Я ищу публичный список мировых банков
Мне не нужны филиалы и полные адреса, а только название и веб-сайт. Я думаю о данных... XML, CSV... со следующими полями:
название банка, название страны или код страны (две буквы ISO) Веб-сайт: необязательно: город штаб-квартиры банка Для каждого банка по одной записи на страну присутствия. Кстати: особенно интересны небольшие банки
Я нашел отличную страницу, которая очень и очень информативна - видите - на ней 9000 банков в Европе:
смотреть от а до я:
https://thebanks.eu/search
Код: Выделить всё
**A**
https://thebanks.eu/search?bank=&country=Albania
https://thebanks.eu/search?bank=&country=Andorra
https://thebanks.eu/search?bank=&country=Anguilla
**B**
https://thebanks.eu/search?bank=&country=Belgium
**U**
https://thebanks.eu/search?bank=&country=Ukraine
https://thebanks.eu/search?bank=&country=United+Kingdom
i need to have this data
Contacts
Код: Выделить всё
Mitteldorfstrasse 48, 9524, Zuzwil SG, Switzerland
071 944 15 51071 944 27 52
https://www.bankbiz.ch/
btw: perhaps we can count form zero to 100 000 - in order to get all the bank that are stored inthe db:
see a detailed page: https://thebanks.eu/banks/9563
i run on colab this:
Код: Выделить всё
import requests
from bs4 import BeautifulSoup
import pandas as pd
# Function to scrape bank data from my URL
def scrape_bank_data(url):
response = requests.get(url)
soup = BeautifulSoup(response.content, "html.parser")

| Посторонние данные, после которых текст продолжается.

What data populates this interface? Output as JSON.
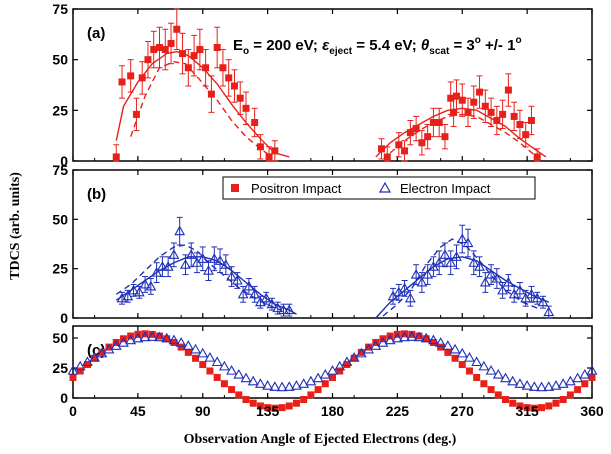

# here we try to find bank name, country, and website
bank_name = soup.find("h1", class_="entry-title").text.strip()
country = soup.find("span", class_="country-name").text.strip()
website = soup.find("a", class_="site-url").text.strip()

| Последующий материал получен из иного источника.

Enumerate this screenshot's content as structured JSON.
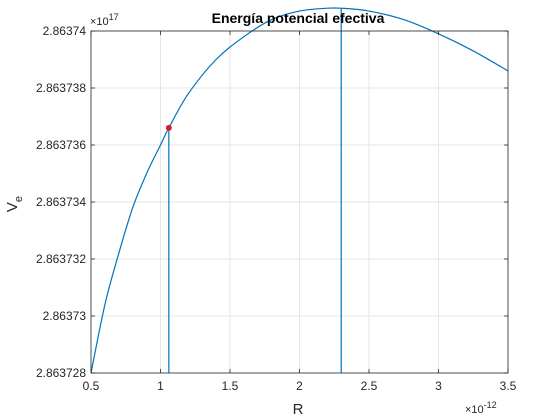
{
  "chart_data": {
    "type": "line",
    "title": "Energía potencial efectiva",
    "xlabel": "R",
    "ylabel_main": "V",
    "ylabel_sub": "e",
    "x_exponent_prefix": "×10",
    "x_exponent_power": "-12",
    "y_exponent_prefix": "×10",
    "y_exponent_power": "17",
    "xlim": [
      0.5,
      3.5
    ],
    "ylim": [
      2.863728,
      2.86374
    ],
    "xticks": [
      0.5,
      1,
      1.5,
      2,
      2.5,
      3,
      3.5
    ],
    "xtick_labels": [
      "0.5",
      "1",
      "1.5",
      "2",
      "2.5",
      "3",
      "3.5"
    ],
    "yticks": [
      2.863728,
      2.86373,
      2.863732,
      2.863734,
      2.863736,
      2.863738,
      2.86374
    ],
    "ytick_labels": [
      "2.863728",
      "2.86373",
      "2.863732",
      "2.863734",
      "2.863736",
      "2.863738",
      "2.86374"
    ],
    "grid": true,
    "series": [
      {
        "color": "#0072bd",
        "x": [
          0.5,
          0.6,
          0.7,
          0.8,
          0.9,
          1.0,
          1.06,
          1.2,
          1.4,
          1.6,
          1.8,
          2.0,
          2.2,
          2.3,
          2.5,
          2.75,
          3.0,
          3.25,
          3.5
        ],
        "y": [
          2.863728,
          2.8637304,
          2.8637322,
          2.8637338,
          2.863735,
          2.863736,
          2.8637366,
          2.8637378,
          2.863739,
          2.8637398,
          2.8637404,
          2.8637407,
          2.8637408,
          2.8637408,
          2.8637407,
          2.8637404,
          2.8637399,
          2.8637393,
          2.8637386
        ]
      }
    ],
    "vlines": [
      {
        "x": 1.06,
        "y_top": 2.8637366,
        "color": "#0072bd"
      },
      {
        "x": 2.3,
        "y_top": 2.8637408,
        "color": "#0072bd"
      }
    ],
    "marker": {
      "x": 1.06,
      "y": 2.8637366,
      "color": "#d62020"
    }
  }
}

print(f"Scraped: {bank_name}, {country}, {website}")
return {"Bank Name": bank_name, "Country": country, "Website": website}
# the list of URLs for scraping bank data by country
urls = [
"https://thebanks.eu/search",
"https://thebanks.eu/search?bank=&country=Albania",
"https://thebanks.eu/search?bank=&country=Andorra",
# we could add more URLs for other countries as needed
]
# List to store bank data
bank_data = []
# Iterate through the URLs and scrape bank data
for url in urls:
response = requests.get(url)
soup = BeautifulSoup(response.content, "html.parser")
bank_links = soup.find_all("div", class_="search-bank")

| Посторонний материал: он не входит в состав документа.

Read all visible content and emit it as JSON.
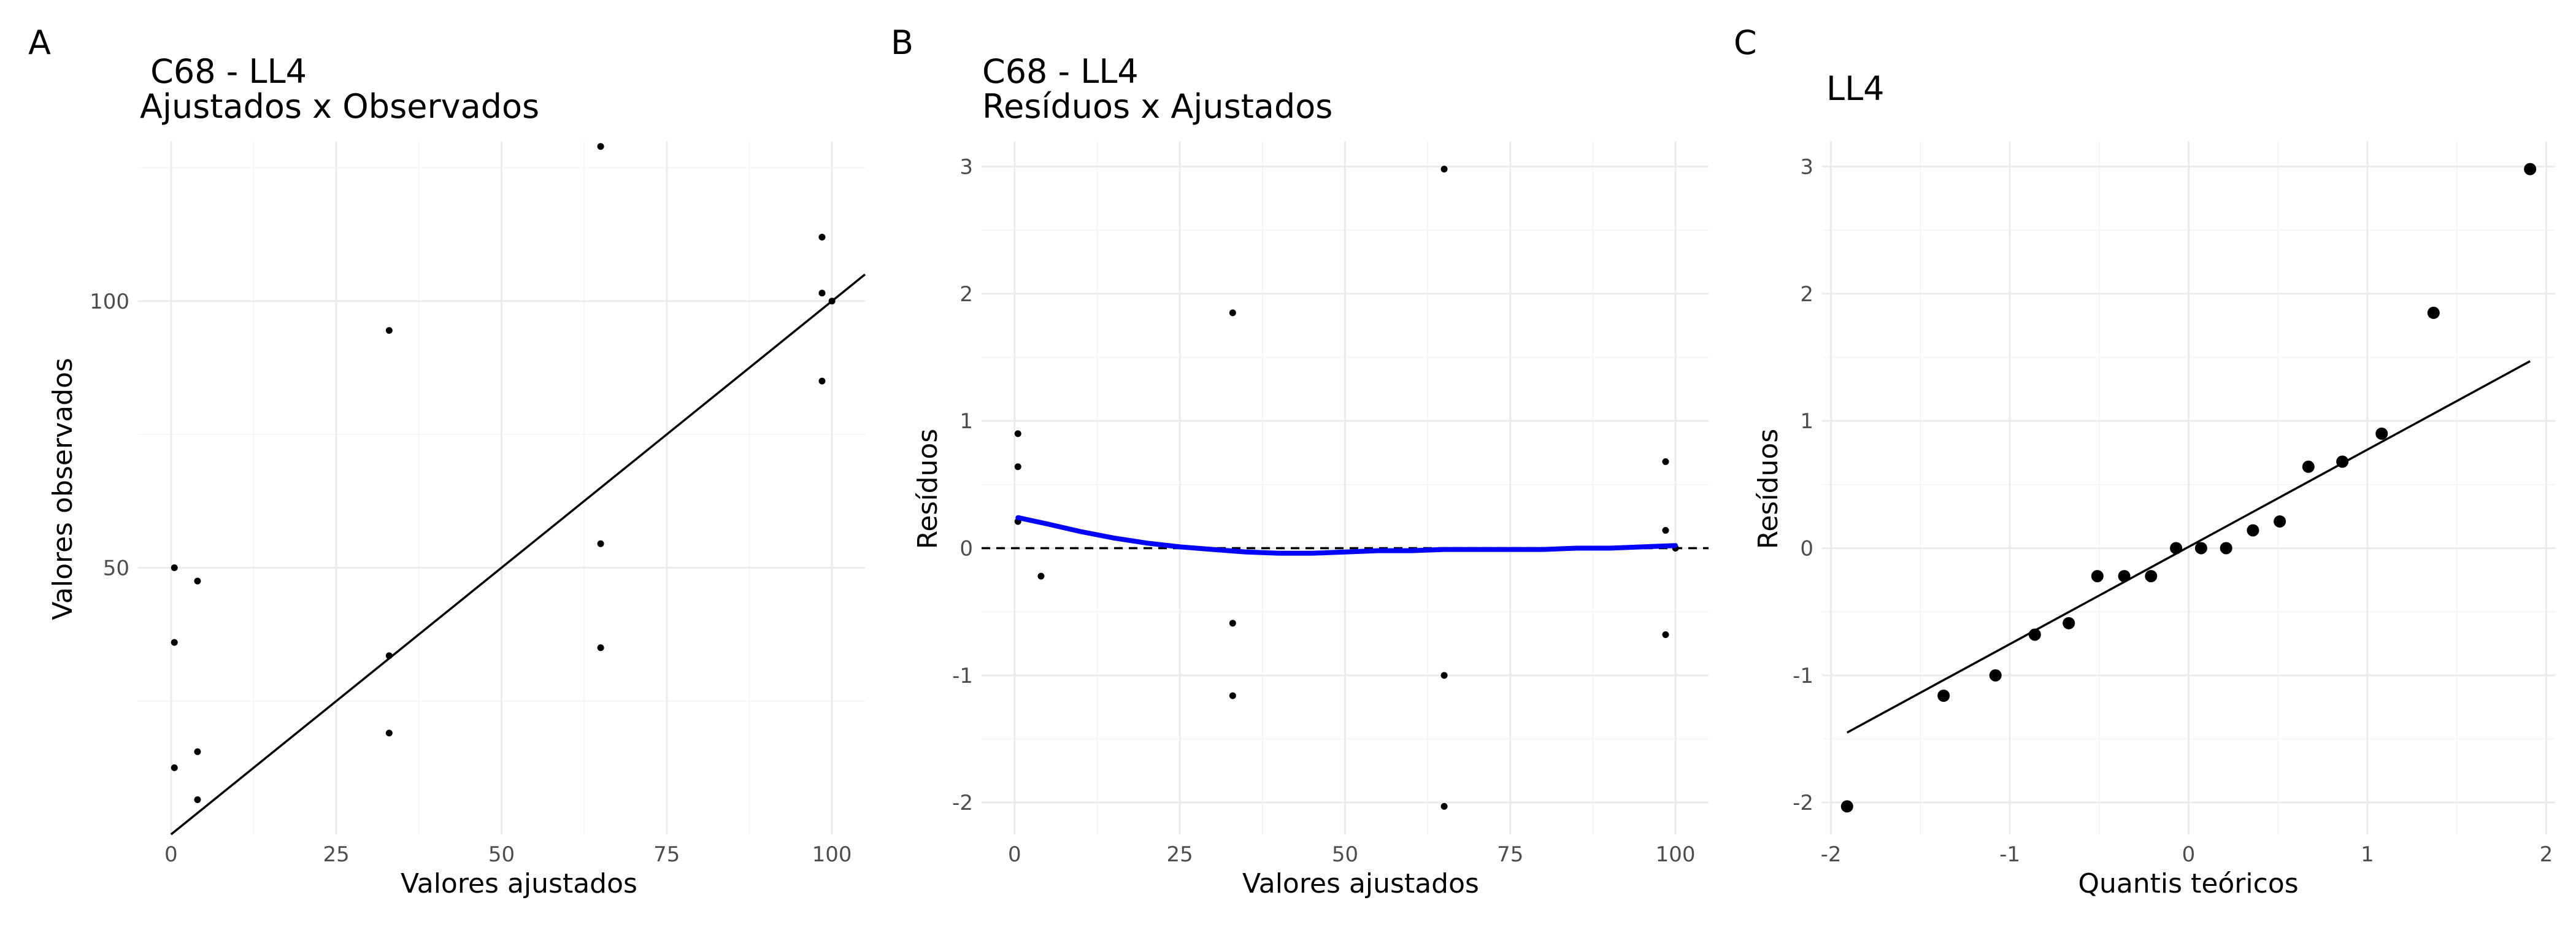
{
  "chart_data": [
    {
      "panel": "A",
      "type": "scatter",
      "title": [
        "C68 - LL4",
        "Ajustados x Observados"
      ],
      "xlabel": "Valores ajustados",
      "ylabel": "Valores observados",
      "xlim": [
        -5,
        105
      ],
      "ylim": [
        0,
        130
      ],
      "x_ticks": [
        0,
        25,
        50,
        75,
        100
      ],
      "x_tick_labels": [
        "0",
        "25",
        "50",
        "75",
        "100"
      ],
      "y_ticks": [
        50,
        100
      ],
      "y_tick_labels": [
        "50",
        "100"
      ],
      "series": [
        {
          "name": "observed",
          "points": [
            [
              0.5,
              50.0
            ],
            [
              0.5,
              36.0
            ],
            [
              0.5,
              12.5
            ],
            [
              4.0,
              47.5
            ],
            [
              4.0,
              15.5
            ],
            [
              4.0,
              6.5
            ],
            [
              33.0,
              94.5
            ],
            [
              33.0,
              33.5
            ],
            [
              33.0,
              19.0
            ],
            [
              65.0,
              129.0
            ],
            [
              65.0,
              54.5
            ],
            [
              65.0,
              35.0
            ],
            [
              98.5,
              112.0
            ],
            [
              98.5,
              101.5
            ],
            [
              98.5,
              85.0
            ],
            [
              100.0,
              100.0
            ]
          ]
        }
      ],
      "reference_line": {
        "kind": "identity",
        "from": [
          0,
          0
        ],
        "to": [
          105,
          105
        ]
      }
    },
    {
      "panel": "B",
      "type": "scatter",
      "title": [
        "C68 - LL4",
        "Resíduos x Ajustados"
      ],
      "xlabel": "Valores ajustados",
      "ylabel": "Resíduos",
      "xlim": [
        -5,
        105
      ],
      "ylim": [
        -2.25,
        3.2
      ],
      "x_ticks": [
        0,
        25,
        50,
        75,
        100
      ],
      "x_tick_labels": [
        "0",
        "25",
        "50",
        "75",
        "100"
      ],
      "y_ticks": [
        -2,
        -1,
        0,
        1,
        2,
        3
      ],
      "y_tick_labels": [
        "-2",
        "-1",
        "0",
        "1",
        "2",
        "3"
      ],
      "series": [
        {
          "name": "residuals",
          "points": [
            [
              0.5,
              0.9
            ],
            [
              0.5,
              0.64
            ],
            [
              0.5,
              0.21
            ],
            [
              4.0,
              -0.22
            ],
            [
              33.0,
              1.85
            ],
            [
              33.0,
              -0.59
            ],
            [
              33.0,
              -1.16
            ],
            [
              65.0,
              2.98
            ],
            [
              65.0,
              -1.0
            ],
            [
              65.0,
              -2.03
            ],
            [
              98.5,
              0.68
            ],
            [
              98.5,
              0.14
            ],
            [
              98.5,
              -0.68
            ],
            [
              100.0,
              0.0
            ]
          ]
        },
        {
          "name": "smooth",
          "color": "#0000ff",
          "points": [
            [
              0.5,
              0.24
            ],
            [
              5,
              0.19
            ],
            [
              10,
              0.13
            ],
            [
              15,
              0.08
            ],
            [
              20,
              0.04
            ],
            [
              25,
              0.01
            ],
            [
              30,
              -0.01
            ],
            [
              35,
              -0.03
            ],
            [
              40,
              -0.04
            ],
            [
              45,
              -0.04
            ],
            [
              50,
              -0.03
            ],
            [
              55,
              -0.02
            ],
            [
              60,
              -0.02
            ],
            [
              65,
              -0.01
            ],
            [
              70,
              -0.01
            ],
            [
              75,
              -0.01
            ],
            [
              80,
              -0.01
            ],
            [
              85,
              0.0
            ],
            [
              90,
              0.0
            ],
            [
              95,
              0.01
            ],
            [
              100,
              0.02
            ]
          ]
        }
      ],
      "reference_line": {
        "kind": "horizontal",
        "y": 0,
        "style": "dashed"
      }
    },
    {
      "panel": "C",
      "type": "scatter",
      "title": [
        "LL4"
      ],
      "xlabel": "Quantis teóricos",
      "ylabel": "Resíduos",
      "xlim": [
        -2.05,
        2.05
      ],
      "ylim": [
        -2.25,
        3.2
      ],
      "x_ticks": [
        -2,
        -1,
        0,
        1,
        2
      ],
      "x_tick_labels": [
        "-2",
        "-1",
        "0",
        "1",
        "2"
      ],
      "y_ticks": [
        -2,
        -1,
        0,
        1,
        2,
        3
      ],
      "y_tick_labels": [
        "-2",
        "-1",
        "0",
        "1",
        "2",
        "3"
      ],
      "series": [
        {
          "name": "qq",
          "points": [
            [
              -1.91,
              -2.03
            ],
            [
              -1.37,
              -1.16
            ],
            [
              -1.08,
              -1.0
            ],
            [
              -0.86,
              -0.68
            ],
            [
              -0.67,
              -0.59
            ],
            [
              -0.51,
              -0.22
            ],
            [
              -0.36,
              -0.22
            ],
            [
              -0.21,
              -0.22
            ],
            [
              -0.07,
              0.0
            ],
            [
              0.07,
              0.0
            ],
            [
              0.21,
              0.0
            ],
            [
              0.36,
              0.14
            ],
            [
              0.51,
              0.21
            ],
            [
              0.67,
              0.64
            ],
            [
              0.86,
              0.68
            ],
            [
              1.08,
              0.9
            ],
            [
              1.37,
              1.85
            ],
            [
              1.91,
              2.98
            ]
          ]
        }
      ],
      "reference_line": {
        "kind": "qqline",
        "from": [
          -1.91,
          -1.45
        ],
        "to": [
          1.91,
          1.47
        ]
      }
    }
  ],
  "panels": {
    "A": {
      "letter": "A",
      "title_line1": " C68 - LL4",
      "title_line2": "Ajustados x Observados",
      "xlabel": "Valores ajustados",
      "ylabel": "Valores observados"
    },
    "B": {
      "letter": "B",
      "title_line1": "C68 - LL4",
      "title_line2": "Resíduos x Ajustados",
      "xlabel": "Valores ajustados",
      "ylabel": "Resíduos"
    },
    "C": {
      "letter": "C",
      "title_line1": "LL4",
      "xlabel": "Quantis teóricos",
      "ylabel": "Resíduos"
    }
  }
}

for bank_link in bank_links:
bank_url = "https://thebanks.eu" + bank_link.find("a").get("href")
bank_info = scrape_bank_data(bank_url)
bank_data.append(bank_info)
# and now we convert the list of dictionaries to a pandas DataFrame
df = pd.DataFrame(bank_data)
# subsequently we print the DataFrame
print(df)
Код: Выделить всё
Empty DataFrame
Columns: []
Index: []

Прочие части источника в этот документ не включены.